In the ensuing years, Deacon returned to the subject that had brought him to oceanography in the first place: the Southern Ocean. He went to sea aboard an American ship, Glacier, in 1975, and again aboard Discovery in 1979. When Britain and Argentina went to war over the Falkland Islands in the 1980s, Deacon drew on his long experience to advise the government on oceanic conditions. His final work was a book titled The Antarctic Circumpolar Ocean, published toward the end of 1984. Some days later, he had a heart attack and died shortly after.

BIBLIOGRAPHY

Papers of George Edward Raven Deacon. Deacon Library, National Oceanography Centre, Southampton, England. This archival collection includes a large number of letters to and from Deacon to colleagues all over the world.

WORKS BY DEACON

The Hydrology of the Southern Ocean. Discovery Reports 15. Cambridge, U.K.: Cambridge University Press, 1937.
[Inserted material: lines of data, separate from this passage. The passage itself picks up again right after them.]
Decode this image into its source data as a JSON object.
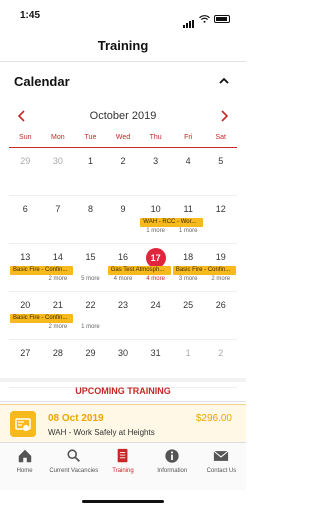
{
  "status": {
    "time": "1:45"
  },
  "header": {
    "title": "Training"
  },
  "calendar": {
    "title": "Calendar",
    "month_label": "October 2019",
    "weekdays": [
      "Sun",
      "Mon",
      "Tue",
      "Wed",
      "Thu",
      "Fri",
      "Sat"
    ],
    "weeks": [
      {
        "days": [
          {
            "n": "29",
            "m": true
          },
          {
            "n": "30",
            "m": true
          },
          {
            "n": "1"
          },
          {
            "n": "2"
          },
          {
            "n": "3"
          },
          {
            "n": "4"
          },
          {
            "n": "5"
          }
        ]
      },
      {
        "days": [
          {
            "n": "6"
          },
          {
            "n": "7"
          },
          {
            "n": "8"
          },
          {
            "n": "9"
          },
          {
            "n": "10",
            "more": "1 more"
          },
          {
            "n": "11",
            "more": "1 more"
          },
          {
            "n": "12"
          }
        ],
        "events": [
          {
            "text": "WAH - RCC - Wor...",
            "start": 4,
            "span": 2
          }
        ]
      },
      {
        "days": [
          {
            "n": "13"
          },
          {
            "n": "14",
            "more": "2 more"
          },
          {
            "n": "15",
            "more": "5 more"
          },
          {
            "n": "16",
            "more": "4 more"
          },
          {
            "n": "17",
            "today": true,
            "more": "4 more",
            "red": true
          },
          {
            "n": "18",
            "more": "3 more"
          },
          {
            "n": "19",
            "more": "2 more"
          }
        ],
        "events": [
          {
            "text": "Basic Fire - Confin...",
            "start": 0,
            "span": 2
          },
          {
            "text": "Gas Test Atmosph...",
            "start": 3,
            "span": 2
          },
          {
            "text": "Basic Fire - Confin...",
            "start": 5,
            "span": 2
          }
        ]
      },
      {
        "days": [
          {
            "n": "20"
          },
          {
            "n": "21",
            "more": "2 more"
          },
          {
            "n": "22",
            "more": "1 more"
          },
          {
            "n": "23"
          },
          {
            "n": "24"
          },
          {
            "n": "25"
          },
          {
            "n": "26"
          }
        ],
        "events": [
          {
            "text": "Basic Fire - Confin...",
            "start": 0,
            "span": 2
          }
        ]
      },
      {
        "days": [
          {
            "n": "27"
          },
          {
            "n": "28"
          },
          {
            "n": "29"
          },
          {
            "n": "30"
          },
          {
            "n": "31"
          },
          {
            "n": "1",
            "m": true
          },
          {
            "n": "2",
            "m": true
          }
        ]
      }
    ]
  },
  "upcoming": {
    "title": "UPCOMING TRAINING",
    "item": {
      "date": "08 Oct 2019",
      "price": "$296.00",
      "name": "WAH - Work Safely at Heights"
    }
  },
  "tabs": [
    {
      "label": "Home",
      "icon": "home-icon"
    },
    {
      "label": "Current Vacancies",
      "icon": "search-icon"
    },
    {
      "label": "Training",
      "icon": "training-icon",
      "active": true
    },
    {
      "label": "Information",
      "icon": "info-icon"
    },
    {
      "label": "Contact Us",
      "icon": "mail-icon"
    }
  ],
  "colors": {
    "accent": "#c62828",
    "event": "#f7b91b",
    "today": "#e0263c"
  }
}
The Antarctic Circumpolar Ocean. Cambridge, U.K.: Cambridge University Press, 1984.

OTHER SOURCES

Barber, Norman F. and Fritz Ursell. “The Generation and Propagation of Ocean Waves and Swell, I: Wave Periods and Velocities,” Philosophical Transactions of the Royal Society of London, Series A, Mathematical and Physical Sciences 240, no. 824 (1948): 527–560.

Charnock, H. “George Edward Raven Deacon.” Biographical Memoirs of Fellows of the Royal Society31 (1985): 112–142.

Deacon, Margaret. “Sir George Deacon: British Oceanographer.” Oceanus 28 (1985): 90–94.

Hamblin, Jacob Darwin. Oceanographers and the Cold War: Disciples of Marine Science. Seattle: University of Washington Press, 2005.

Mills, Eric L. “Creating a Global Ocean Conveyor: George Deacon and The Hydrology of the Southern Ocean.” In Extremes: Oceanography’s Adventures at the Poles, edited by Helen M. Rozwadowski. Canton, MA: Science History Publications, in press.